Rappelons également qu’en ce qui concerne les Etats-Unis, nous parlons d’un pays qui reste durablement marqué par le scandale « Cambridge Analytica » qui avait éclaboussé Facebook en 2018. Cette affaire avait en effet fait toucher du doigt la façon dont les données personnelles des utilisateurs de réseaux sociaux pouvaient faire l’objet d’une exploitation par des entreprises tierces de façon à influencer les intentions de votes, notamment auprès des électeurs indécis.

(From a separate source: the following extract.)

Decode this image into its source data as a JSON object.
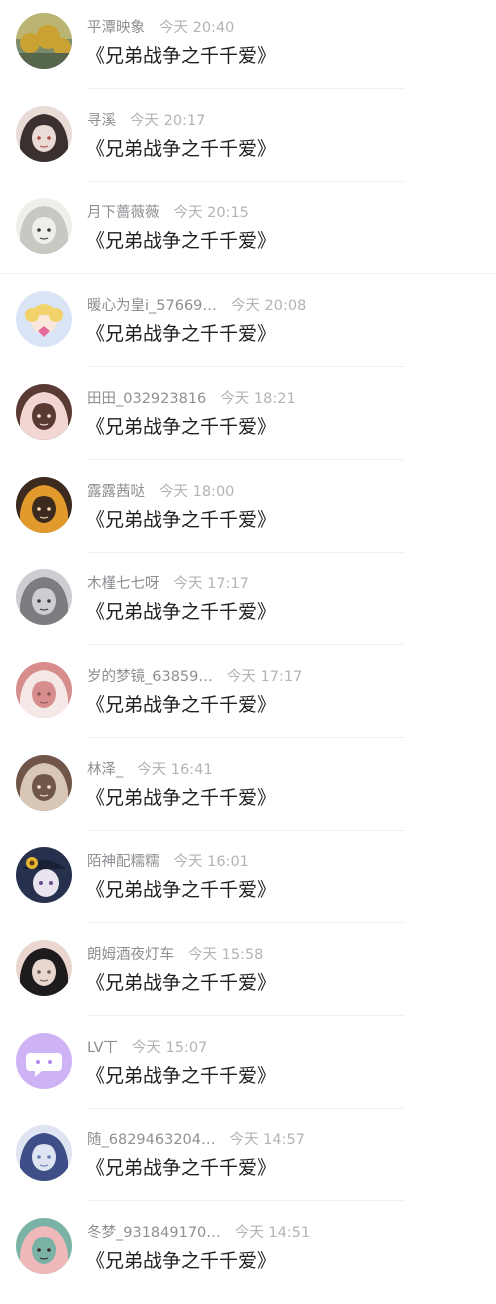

Mais attention ! Je crois que l’erreur serait de focaliser uniquement sur la nationalité des réseaux sociaux quand, justement, l’affaire « Cambridge Analytica » nous a fait la démonstration éclatante que ce qui compte avant tout, c’est la politique de l’entreprise exploitant un réseau social en matière de confidentialité ou de traçabilité des données. Facebook est bien une entreprise américaine, mais si elle vend les données de ses utilisateurs à des intérêts étrangers, cela peut ouvrir la voie à des dérives telles que d’éventuelles ingérences étrangères dans les élections. C’est pourquoi, au-delà d’un nécessaire effort pédagogique à faire auprès des utilisateurs – notamment les plus jeunes – sur le caractère sensible des données qu’ils partagent sur les réseaux, il est indispensable que la législation se durcisse en la matière. Le RGPD, et plus récemment le DSA (Digital Services Act), vont clairement dans la bonne direction et montrent qu’en matière d’encadrement des réseaux sociaux, l’âge de la maturité est advenu.